Massive cyber attack hits Ukrainian e-services

On 25 January, cyberattacks targeted Ukrainian e-services including national gas supplier Naftogaz, postal service Ukrposhta, and Shliakh border crossing system.

byYuri Zoria

25/01/2024

4 minute read

Credit: Freepik

Massive cyber attack hits Ukrainian e-services

On the morning of 25 January, a cyber attack made at least three major Ukrainian e-services temporarily inaccessible, according to Liga. Those affected were the Shliakh information system allowing the male civil volunteers to cross the border, and the online client services of Naftogaz oil and gas company and the Ukrposhta national postal operator. The Russian invasion of Ukraine represents the first modern war with a major cyber warfare component, blending traditional trench warfare akin to early 20th-century conflicts with a highly innovative struggle for cyber dominance. Both Russia and Ukraine conduct cyber attacks on each other's IT systems.

Gas supplier Naftogaz announced the ongoing attack around 10:20 without specifying a timeline for the restoration of its e-services:

"A large-scale cyberattack on one of the data centers used by our companies has been recorded. The websites and call center are down," Naftogaz said in a statement addressed to its customers and the customers and the customers of its subsidiary, Gas Distribution Networks of Ukraine.

On the same morning, the State Service of Ukraine for Transport Safety (Ukrtransbezpeka) also experienced access issues, as reported by its press service. They stated, "Access to the Shliakh system and the official website of Ukrtransbezpeka is temporarily unavailable due to a data center technical failure." The agency anticipates resuming operations soon. Ukraine's national postal service Ukrposhta reported a significant technical failure in its IT systems, affecting its online and offline services:

"Our specialists are actively working to fix the problem and restore full operations, but it may take some time. The offices are now able to issue parcels and accept payments. Other services will resume later," the company said in a statement.

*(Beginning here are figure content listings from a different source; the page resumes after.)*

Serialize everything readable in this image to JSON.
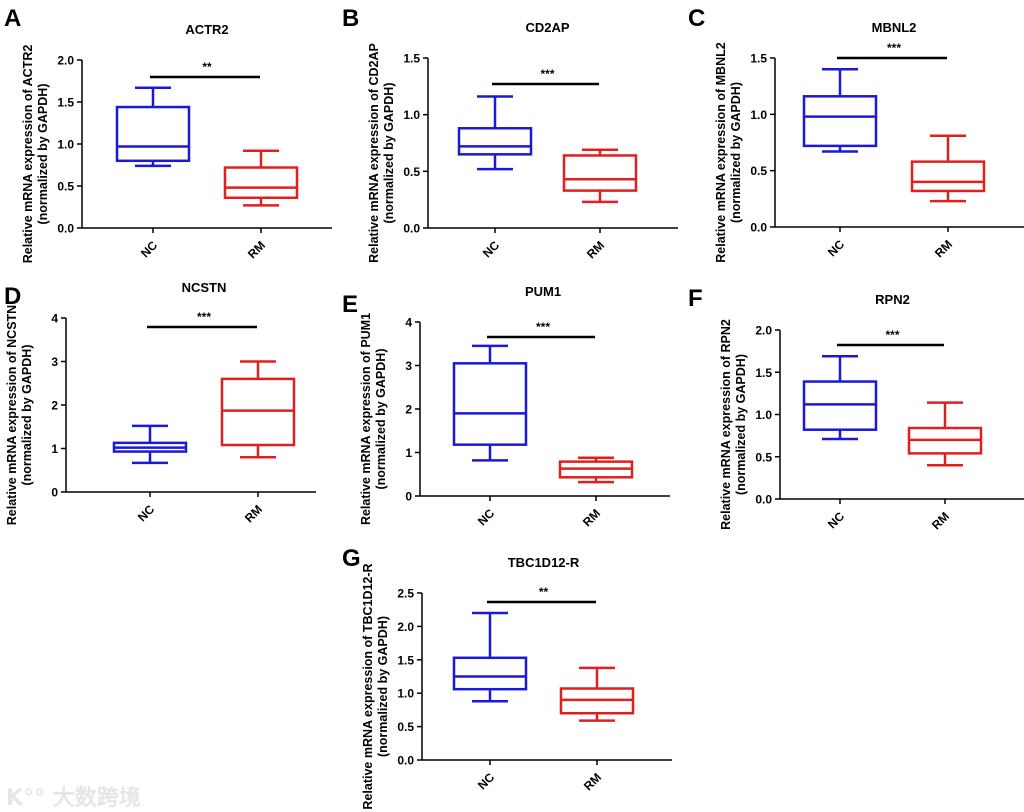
{
  "watermark": "大数跨境",
  "chart_data": [
    {
      "panel": "A",
      "type": "box",
      "title": "ACTR2",
      "ylabel": [
        "Relative mRNA expression of ACTR2",
        "(normalized by GAPDH)"
      ],
      "ylim": [
        0,
        2.0
      ],
      "yticks": [
        "0.0",
        "0.5",
        "1.0",
        "1.5",
        "2.0"
      ],
      "categories": [
        "NC",
        "RM"
      ],
      "significance": "**",
      "series": [
        {
          "name": "NC",
          "color": "#1a1ad6",
          "min": 0.74,
          "q1": 0.8,
          "median": 0.97,
          "q3": 1.44,
          "max": 1.67
        },
        {
          "name": "RM",
          "color": "#e02020",
          "min": 0.27,
          "q1": 0.36,
          "median": 0.48,
          "q3": 0.72,
          "max": 0.92
        }
      ]
    },
    {
      "panel": "B",
      "type": "box",
      "title": "CD2AP",
      "ylabel": [
        "Relative mRNA expression of CD2AP",
        "(normalized by GAPDH)"
      ],
      "ylim": [
        0,
        1.5
      ],
      "yticks": [
        "0.0",
        "0.5",
        "1.0",
        "1.5"
      ],
      "categories": [
        "NC",
        "RM"
      ],
      "significance": "***",
      "series": [
        {
          "name": "NC",
          "color": "#1a1ad6",
          "min": 0.52,
          "q1": 0.65,
          "median": 0.72,
          "q3": 0.88,
          "max": 1.16
        },
        {
          "name": "RM",
          "color": "#e02020",
          "min": 0.23,
          "q1": 0.33,
          "median": 0.43,
          "q3": 0.64,
          "max": 0.69
        }
      ]
    },
    {
      "panel": "C",
      "type": "box",
      "title": "MBNL2",
      "ylabel": [
        "Relative mRNA expression of MBNL2",
        "(normalized by GAPDH)"
      ],
      "ylim": [
        0,
        1.5
      ],
      "yticks": [
        "0.0",
        "0.5",
        "1.0",
        "1.5"
      ],
      "categories": [
        "NC",
        "RM"
      ],
      "significance": "***",
      "series": [
        {
          "name": "NC",
          "color": "#1a1ad6",
          "min": 0.67,
          "q1": 0.72,
          "median": 0.98,
          "q3": 1.16,
          "max": 1.4
        },
        {
          "name": "RM",
          "color": "#e02020",
          "min": 0.23,
          "q1": 0.32,
          "median": 0.4,
          "q3": 0.58,
          "max": 0.81
        }
      ]
    },
    {
      "panel": "D",
      "type": "box",
      "title": "NCSTN",
      "ylabel": [
        "Relative mRNA expression of NCSTN",
        "(normalized by GAPDH)"
      ],
      "ylim": [
        0,
        4
      ],
      "yticks": [
        "0",
        "1",
        "2",
        "3",
        "4"
      ],
      "categories": [
        "NC",
        "RM"
      ],
      "significance": "***",
      "series": [
        {
          "name": "NC",
          "color": "#1a1ad6",
          "min": 0.67,
          "q1": 0.93,
          "median": 1.02,
          "q3": 1.13,
          "max": 1.52
        },
        {
          "name": "RM",
          "color": "#e02020",
          "min": 0.8,
          "q1": 1.08,
          "median": 1.87,
          "q3": 2.6,
          "max": 3.0
        }
      ]
    },
    {
      "panel": "E",
      "type": "box",
      "title": "PUM1",
      "ylabel": [
        "Relative mRNA expression of PUM1",
        "(normalized by GAPDH)"
      ],
      "ylim": [
        0,
        4
      ],
      "yticks": [
        "0",
        "1",
        "2",
        "3",
        "4"
      ],
      "categories": [
        "NC",
        "RM"
      ],
      "significance": "***",
      "series": [
        {
          "name": "NC",
          "color": "#1a1ad6",
          "min": 0.82,
          "q1": 1.18,
          "median": 1.9,
          "q3": 3.05,
          "max": 3.45
        },
        {
          "name": "RM",
          "color": "#e02020",
          "min": 0.32,
          "q1": 0.43,
          "median": 0.63,
          "q3": 0.79,
          "max": 0.88
        }
      ]
    },
    {
      "panel": "F",
      "type": "box",
      "title": "RPN2",
      "ylabel": [
        "Relative mRNA expression of RPN2",
        "(normalized by GAPDH)"
      ],
      "ylim": [
        0,
        2.0
      ],
      "yticks": [
        "0.0",
        "0.5",
        "1.0",
        "1.5",
        "2.0"
      ],
      "categories": [
        "NC",
        "RM"
      ],
      "significance": "***",
      "series": [
        {
          "name": "NC",
          "color": "#1a1ad6",
          "min": 0.71,
          "q1": 0.82,
          "median": 1.12,
          "q3": 1.39,
          "max": 1.69
        },
        {
          "name": "RM",
          "color": "#e02020",
          "min": 0.4,
          "q1": 0.54,
          "median": 0.7,
          "q3": 0.84,
          "max": 1.14
        }
      ]
    },
    {
      "panel": "G",
      "type": "box",
      "title": "TBC1D12-R",
      "ylabel": [
        "Relative mRNA expression of TBC1D12-R",
        "(normalized by GAPDH)"
      ],
      "ylim": [
        0,
        2.5
      ],
      "yticks": [
        "0.0",
        "0.5",
        "1.0",
        "1.5",
        "2.0",
        "2.5"
      ],
      "categories": [
        "NC",
        "RM"
      ],
      "significance": "**",
      "series": [
        {
          "name": "NC",
          "color": "#1a1ad6",
          "min": 0.88,
          "q1": 1.06,
          "median": 1.25,
          "q3": 1.53,
          "max": 2.2
        },
        {
          "name": "RM",
          "color": "#e02020",
          "min": 0.59,
          "q1": 0.7,
          "median": 0.9,
          "q3": 1.07,
          "max": 1.38
        }
      ]
    }
  ]
}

Ukrposhta did not specify if the failure was due to a cyber attack. Liga notes that there are also reports that the website of the state Russian-language TV channel FreeDom experienced issues and has not been updated since yesterday.

War in cyber domain

According to government data, Ukraine recorded nearly 4,000 cyber incidents from January 2022 to September 2023, with most coming from Russia. In October 2023, Ukrainian cybersecurity chief Victor Zhora stated that Ukraine encounters an average of ten major cyber incidents weekly. In September 2023, Estonian Prime Minister Kaja Kallas urged the international community to recognize cyberspace as a critical battlefield in the ongoing war between Russia and Ukraine. These are the examples of Russia's latest known cyberattacks against Ukraine:

A few days ago, external interference with the Lvivteploenergo utility company's e-systems left the southeastern part of Lviv City without heating.
On 19 January, Ukraine's Monobank suffered a disruption in its operations due to a powerful DDoS attack.
On 12 December 2023, Ukraine's top-3 telecom operator, Kyivstar, experienced a major outage, with its subscribers losing mobile and internet connectivity across the country for days after what the company's CEO Oleksandr Komarov referred to as "the world's largest hacker attack on telecom infrastructure."

In turn, the Ukrainian hackers reportedly left part of Moscow without Internet access, targeted a Russian water supply company, stole technical documentation on some 500 Russian defense facilities, and wiped out databases of Russia's taxation service and largest enterprise management system over the last month. On 24 January, Danish Defense Minister Troels Lund Poulsen announced the new $13.2 million donation for Ukraine as “an important contribution to the long-term support for the strengthening of Ukraine’s cyber defense,” with Denmark being an active member of the international Ukraine Defense Contact Group's IT Coalition, an initiative spearheaded by Estonia and Luxembourg since September 2023 to enhance Kyiv’s cybersecurity amid the Russian-Ukraine war.